Mortgage Resolution Partners, a politically well-connected firm in San Francisco, was shopping to municipalities the idea of using eminent domain to restructure mortgages. Then, on Tuesday, Cornell University’s Robert Hockett weighed in, saying that the idea was a compelling one. “To solve a collective action problem, we need a collective agent,” he wrote. “That’s what governments are.”
According to Imran Ghori of the Press-Enterprise in San Bernadino, where the idea seems to be furthest along, Hockett “has been working with Mortgage Resolution Partners” but “said he has no financial interest in the proposal”. I don’t really know what that means, but I think it’s fair to assume that if this happens, Hockett is very well placed to make a lot of money from it. So it’s worth approaching the idea with a skeptical eye. ...
As for Hockett, he was paid an honorarium by MRP to write his paper; Gluckstern described him as a consultant to MRP, but definitely not one of MRP’s lawyers. MRP did not see the paper before Hockett published it, but seeing as how Hockett wrote “The Way Forward” with Dan Alpert, one of the key principals behind MRP’s scheme, there was surely no doubt about what his conclusions would be. The disclaimer in Hockett’s paper says only that “Readers should also be advised that the author is disinterested in what he is here recommending, but may subsequently undertake more legal, financial or expository work in connection with the proposals offered and advocated herein.”

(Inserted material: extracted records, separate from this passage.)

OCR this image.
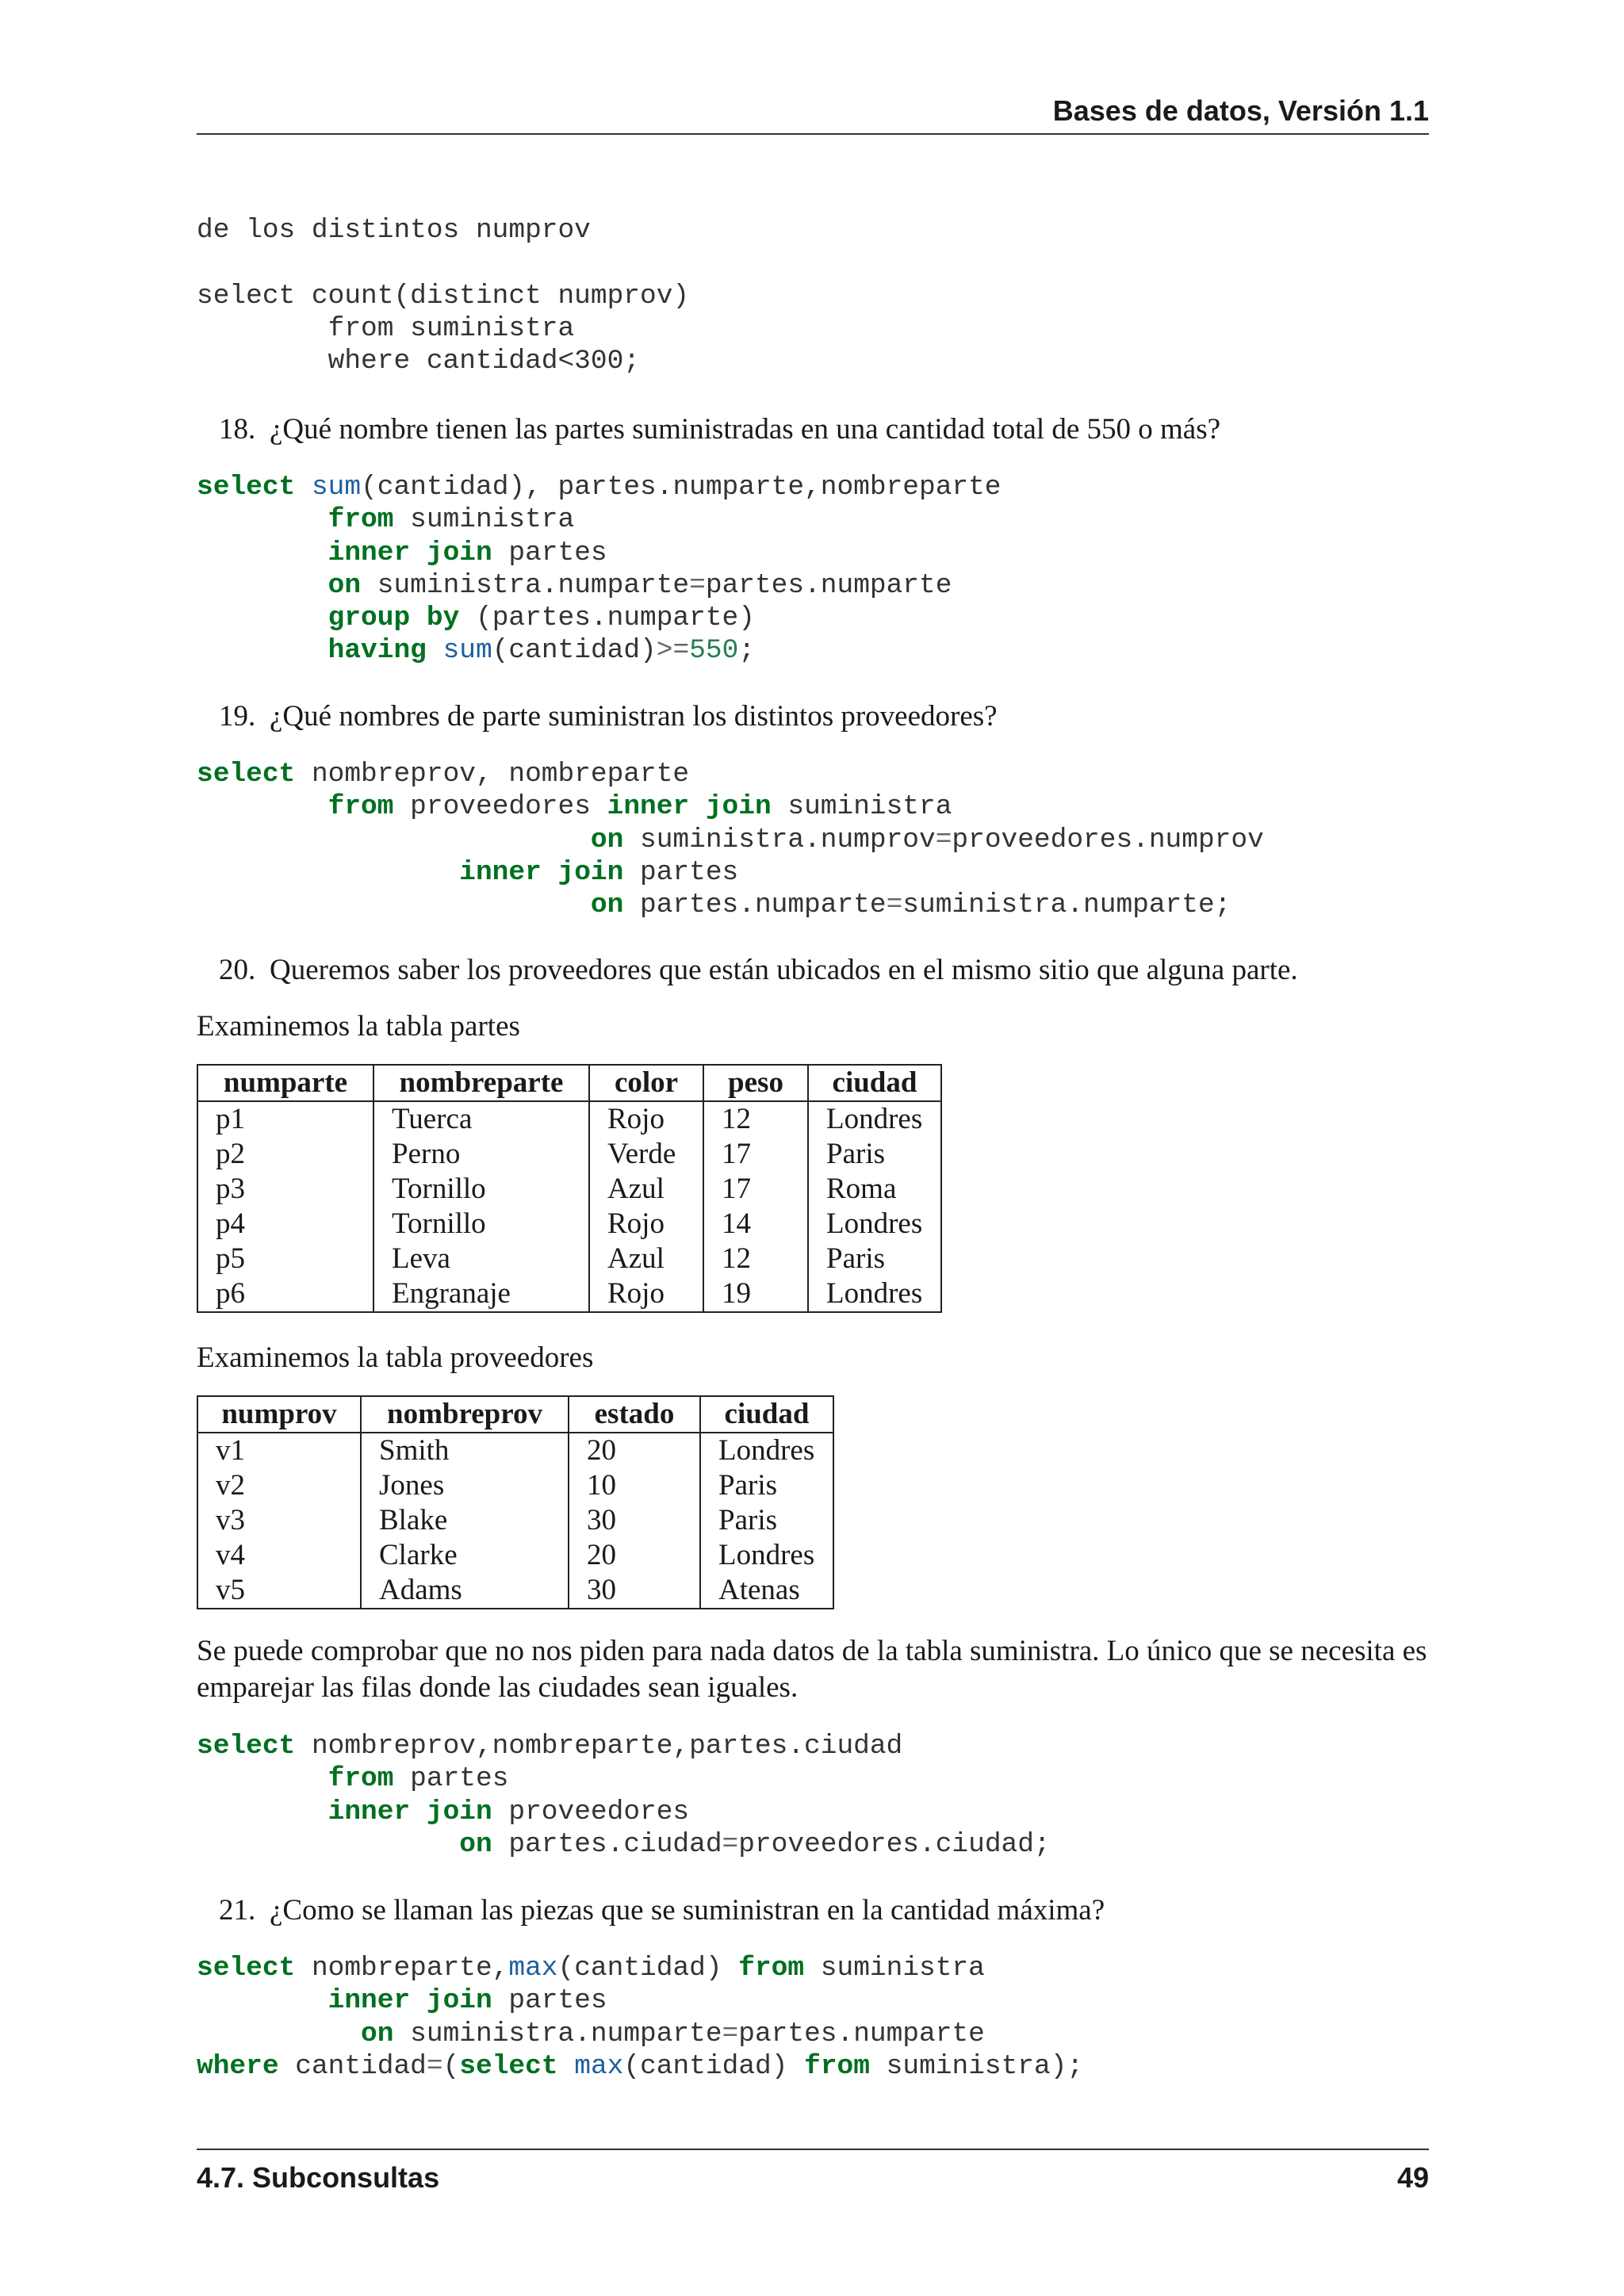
Bases de datos, Versión 1.1
de los distintos numprov

select count(distinct numprov)
from suministra
where cantidad<300;
18. ¿Qué nombre tienen las partes suministradas en una cantidad total de 550 o más?
select sum(cantidad), partes.numparte,nombreparte
from suministra
inner join partes
on suministra.numparte=partes.numparte
group by (partes.numparte)
having sum(cantidad)>=550;
19. ¿Qué nombres de parte suministran los distintos proveedores?
select nombreprov, nombreparte
from proveedores inner join suministra
on suministra.numprov=proveedores.numprov
inner join partes
on partes.numparte=suministra.numparte;
20. Queremos saber los proveedores que están ubicados en el mismo sitio que alguna parte.
Examinemos la tabla partes
numparte	nombreparte	color	peso	ciudad
p1	Tuerca	Rojo	12	Londres
p2	Perno	Verde	17	Paris
p3	Tornillo	Azul	17	Roma
p4	Tornillo	Rojo	14	Londres
p5	Leva	Azul	12	Paris
p6	Engranaje	Rojo	19	Londres
Examinemos la tabla proveedores
numprov	nombreprov	estado	ciudad
v1	Smith	20	Londres
v2	Jones	10	Paris
v3	Blake	30	Paris
v4	Clarke	20	Londres
v5	Adams	30	Atenas
Se puede comprobar que no nos piden para nada datos de la tabla suministra. Lo único que se necesita es emparejar las filas donde las ciudades sean iguales.
select nombreprov,nombreparte,partes.ciudad
from partes
inner join proveedores
on partes.ciudad=proveedores.ciudad;
21. ¿Como se llaman las piezas que se suministran en la cantidad máxima?
select nombreparte,max(cantidad) from suministra
inner join partes
on suministra.numparte=partes.numparte
where cantidad=(select max(cantidad) from suministra);
4.7. Subconsultas	49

All of which raises some difficult ethical issues. Should academics be doing scholarship for which they are currently paid by outsiders? Should academics be doing scholarship that relates to work they may do in the future for pay, especially if they know such work may be coming down the pike? If so, what disclosures should accompany such work? And how should law school promotion and tenure committees evaluate such work? Should it count the same as uncompensated work?
Over at Concurring Opinions, Frank Bowman recently mused that:
To what extent should we as professors sell our academic reputations to act as advocates? ... I have an ill-formed intuition that this sort of thing can be a problem.
One phenomenon that I see with increasing frequency, and that gives me pause, is the participation by academics in writing amicus briefs – and then rounding up signatures from other academics – in cases where the writer may previously have been consulted and paid by a party. The value, if any, of an amicus brief from legal academics is presumably that we provide disinterested expertise on which the court can rely with particular confidence. Moreover, in former times, it could reasonably have been assumed that an amicus brief from a professor was uncompensated labor untertaken out of concern for proper development of the law. But if our arguments are either directly paid for by a party, or follow chronologically a period in which the party paid for our advice, then the value of the amicus is diminished, as potentially is the value of all such briefs once judges begin to suspect that they are not really manifestations of disinterested scholarly opinion.
Of course, the problem is not limited to law schools:
These days, if you see a famous economics professor testify in Congress, appear on television news, testify in a legal case or regulatory proceeding, give a speech, or write an opinion article in the New York Times (or the Financial Times, the Wall Street Journal, or anywhere else), there is a high probability that he or she is being paid by someone with a big stake in what's being debated. Most of the time, these professors do not disclose these conflicts of interest, and most of the time their universities look the other way. ...
The sale of academic "expertise" for the purpose of influencing government policy, the courts, and public opinion is now a multibillion-dollar business.
Personally, I quit doing consulting and expert witness work six or seven years ago precisely because I too had "an ill-formed intuition" that there was something sleazy about getting paid to put my academic reputation on the line for the specific benefit of private actors. All too often, I felt my name and expertise were being used by people engaged in some form of private rent seeking. Today, my income comes pretty much exclusively from salary and book royalties. So if I take a position (here or elsewhere) it's because I believe it, not because I'm getting paid to say it. That way, the only reason there will ever be "no doubt about ... [my] conclusions" is that a long-time reader will have been able to guess them based on the legal and political positions I've taken in the past. And it will never be "fair to assume that" I am "very well placed to make a lot of money" by having taken that position.
At a bare minimum, the conflict of interest inherent in these situations requires disclosure to one's university employer and to the readers of one's scholarship. In business law, moreover, disclosure of a conflict of interest is not enough. An agent with a conflict of interest must not only disclose the conflict, the agent must get approval from the employer before undertaking the conflicting activity. In my book, that means that before an academic gets paid to "testify in Congress, appear on television news, testify in a legal case or regulatory proceeding, give a speech, or write an opinion article," the university ought to make a determination whether the activity in question passes ethical muster.
I also think you shouldn't be able to double dip. If you get paid (ex ante or ex post) by an outsider in connection with an article or other scholarly work (other than things like endowed lectures and so on), that article and any of its fruit should not be counted towards tenure or promotion. If you want to get scholarly rewards, it should be for having done impartial scholarship.
Better yet, maybe scholars should only testify in Congress, appear on television news, testify in a legal case or regulatory proceeding, give a speech, or write an opinion article" for free.